現在我們繼續分析上面代碼中的第22行：i2c_scan_static_board_info(adap)，它調用了i2c_new_device()函數來添加一個i2c設備。

static void i2c_scan_static_board_info(struct i2c_adapter *adapter)
{
    struct i2c_devinfo    *devinfo;

    down_read(&__i2c_board_lock);
    list_for_each_entry(devinfo, &__i2c_board_list, list) {
        if (devinfo->busnum == adapter->nr
                && !i2c_new_device(adapter,
                        &devinfo->board_info))
            dev_err(&adapter->dev,
                "Can't create device at 0x%02x\n",
                devinfo->board_info.addr);
    }
    up_read(&__i2c_board_lock);
}

 

2. i2c_new_device()用於注冊i2c_client

i2c_new_device()調用了device_register()來添加一個設備。關於device的注冊過程可以查看Linux驅動函數解讀第二節

struct i2c_client *i2c_new_device(struct i2c_adapter *adap, struct i2c_board_info const *info)
{
    struct i2c_client    *client;
    int            status;
    /* 設置i2c_client成員 */
    client = kzalloc(sizeof *client, GFP_KERNEL);
...
    client->adapter = adap;

    client->dev.platform_data = info->platform_data;

    if (info->archdata)
        client->dev.archdata = *info->archdata;

    client->flags = info->flags;
    client->addr = info->addr;
    client->irq = info->irq;

    strlcpy(client->name, info->type, sizeof(client->name));

    /* 判斷地址的有效性 */
    status = i2c_check_client_addr_validity(client);
...
    /* Check for address business */
    status = i2c_check_addr_busy(adap, client->addr);
...
    client->dev.parent = &client->adapter->dev; /* 設置設備的適配器 */
    client->dev.bus = &i2c_bus_type;            /* 設置所屬總線 */
    client->dev.type = &i2c_client_type;        /* 設置設備類型 */
    client->dev.of_node = info->of_node;

    /* For 10-bit clients, add an arbitrary offset to avoid collisions */
    dev_set_name(&client->dev, "%d-%04x", i2c_adapter_id(adap),
             client->addr | ((client->flags & I2C_CLIENT_TEN)
                     ? 0xa000 : 0));
    /* 注冊設備 */
    status = device_register(&client->dev);
...

    return client;
...
}

i2c_new_device()函數的第二個傳入參數struct i2c_board_info涉及了i2_client的設置。該參數應該是我們注冊設備時傳入的，我們可以在內核中搜索static struct i2c_board_info來看看它的格式是什么：

static struct i2c_board_info i2c_board_info[] = {
    {
        /* "uda1380"為名字，0x18為設備地址 */
        I2C_BOARD_INFO("uda1380", 0x18),
        /* 自己定義的結構體，在此不需要關心 */
        .platform_data = &uda1380_info,
    },
};

此處我們需要特別注意設備地址的定義。在uda1380的數據手冊中可以確定其i2c設備地址如下圖所示：

 

由於最后一位為讀寫位，因此地址為0x18而不是0x30。

 

3. i2c_add_driver()用於注冊i2c_device driver

i2c_add_driver()調用了i2c_register_driver()來注冊一個設備驅動。

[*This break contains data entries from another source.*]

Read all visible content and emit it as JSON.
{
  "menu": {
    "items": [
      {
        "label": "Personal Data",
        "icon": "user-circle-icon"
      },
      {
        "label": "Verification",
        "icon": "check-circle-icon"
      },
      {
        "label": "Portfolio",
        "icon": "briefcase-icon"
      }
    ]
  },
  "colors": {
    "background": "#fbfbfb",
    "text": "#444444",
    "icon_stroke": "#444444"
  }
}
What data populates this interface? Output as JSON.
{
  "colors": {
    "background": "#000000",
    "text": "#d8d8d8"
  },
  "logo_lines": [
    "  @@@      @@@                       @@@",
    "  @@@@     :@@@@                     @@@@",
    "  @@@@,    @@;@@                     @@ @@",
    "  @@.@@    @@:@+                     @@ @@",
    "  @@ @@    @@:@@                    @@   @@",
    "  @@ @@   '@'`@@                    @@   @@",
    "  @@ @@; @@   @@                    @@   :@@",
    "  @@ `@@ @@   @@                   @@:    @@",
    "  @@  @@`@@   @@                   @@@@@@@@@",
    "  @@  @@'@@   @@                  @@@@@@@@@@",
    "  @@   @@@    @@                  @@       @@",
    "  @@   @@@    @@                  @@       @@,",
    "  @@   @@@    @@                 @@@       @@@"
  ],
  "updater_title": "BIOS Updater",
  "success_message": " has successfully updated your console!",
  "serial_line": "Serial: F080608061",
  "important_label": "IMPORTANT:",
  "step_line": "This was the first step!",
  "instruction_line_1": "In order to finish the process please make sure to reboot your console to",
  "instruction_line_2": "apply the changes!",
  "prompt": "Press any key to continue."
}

int i2c_register_driver(struct module *owner, struct i2c_driver *driver)
{
    int res;

    /* Can't register until after driver model init */
    if (unlikely(WARN_ON(!i2c_bus_type.p)))
        return -EAGAIN;

    /* add the driver to the list of i2c drivers in the driver core */
    driver->driver.owner = owner;
    driver->driver.bus = &i2c_bus_type;

    /* 注冊設備驅動 */
    res = driver_register(&driver->driver);
...
    /* 初始化 i2c_driver->clients 鏈表 */
    INIT_LIST_HEAD(&driver->clients);
    /* Walk the adapters that are already present */
    i2c_for_each_dev(driver, __process_new_driver);

    return 0;
}

代碼中第14行：driver_register()函數調用過程和platform_driver_register()的driver_register()函數調用過程是一樣的。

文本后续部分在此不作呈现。